I Better Stop Listening to La Lupe

Maria Matienzo Puerto

LA LUPE. photo: pbs.org

HAVANA TIMES, April 27 – Now I’ve taken to listening to La Lupe. When I’m cooking I listen to her bolerones with their touch of reproach or a woman who knows what she wants. I came across her some time back. It’s an obsession of mine, down memory lane, revisiting Cuban music from the first half of the twentieth century.

La Lupe was a singer during the mid to late 50’s. She had a style that falls between the classic bolero and the “with feeling” school. And she’s famous for the outrageous performances she gave, ripping off clothes, tossing her shoes to the audience, throwing herself against the wall. Crazy, sure, but with a voice of her own.

But whether or not I listen to La Lupe is not the point, it’s what she emits, what she transfers. I listen to her singing and try to envisage the 50’s, they way they told us at school to us, or the way some people around here parrot on about all the time. And there’s something contradictory about it, I find. .

How could a woman like La Lupe have been so famous in a period like that which was so racist and intolerant? Because she was a mulatto and didn’t have much of an education. And she tells you herself in the English, in her performances, so grotesque at times and showing she had no schooling.

No doubt there are a few people around with some piece of gossip or other I’ve never heard before but the reality is she was making headway in a society that was not always simply black and white.

The same goes for other people who progressed purely on the basis of their talent and hard work, and I’m not just referring to artists but to master masons, carpenters, teachers (always the most reviled in any society).

I also wonder about the clubs and societies for blacks and mulattos, quite common at the time, and not just, like now, for people of Spanish descent, and other whites.

I wonder how a negro like Bola de Nieve made it to the top, how Benny, Rita Montaner, Perez Prado and a list of names longer than lots of people would believe possible, made a living from their artistic work, or how they managed to study.

How the homosexuality of Ernesto Lecuona was tolerated or accepted (you would have to have experienced it to get the nuances).

Just see how we’ve been lied to. I can’t see it any other way. They’ve reduced 50 years (1902-1958) to a few phrases for us. They forgot to tell us a civil society was developing.

People went hungry? Sure. But some old people (quite a few) say it wasn’t any more than now.

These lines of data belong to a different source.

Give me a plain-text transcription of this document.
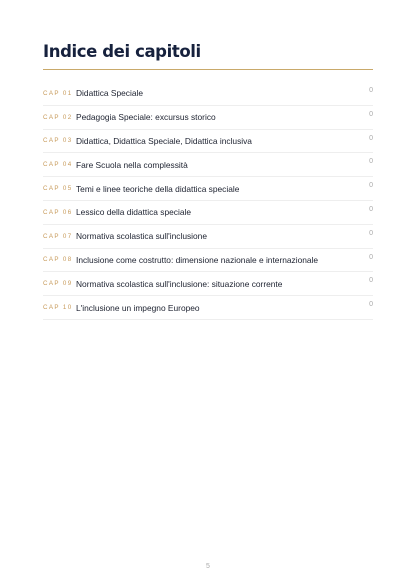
Indice dei capitoli
CAP 01 Didattica Speciale	0
CAP 02 Pedagogia Speciale: excursus storico	0
CAP 03 Didattica, Didattica Speciale, Didattica inclusiva	0
CAP 04 Fare Scuola nella complessità	0
CAP 05 Temi e linee teoriche della didattica speciale	0
CAP 06 Lessico della didattica speciale	0
CAP 07 Normativa scolastica sull'inclusione	0
CAP 08 Inclusione come costrutto: dimensione nazionale e internazionale	0
CAP 09 Normativa scolastica sull'inclusione: situazione corrente	0
CAP 10 L'inclusione un impegno Europeo	0
5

Sure I think change was needed because it’s no lie that people were found lying dead on the street and the differences between the cities and the country were catastrophic. However, was it necessary to take things to the misery and poverty we’re living in now? And I’m talking about material as well as spiritual poverty.

In short, the differences persist and you can feel them. To this you can add the horrors, the ugliness and the filth that surround us. Because sometimes you have to take a huge step back to see the beauty in this city (I’m only talking of Havana now). Or just see it from the heart.

Using Cuba’s music to tell its history is maybe not such as bad idea but I think I’ll have to stop listening to La Lupe because it makes me question too many things. Including some that are out of place in a blog like this.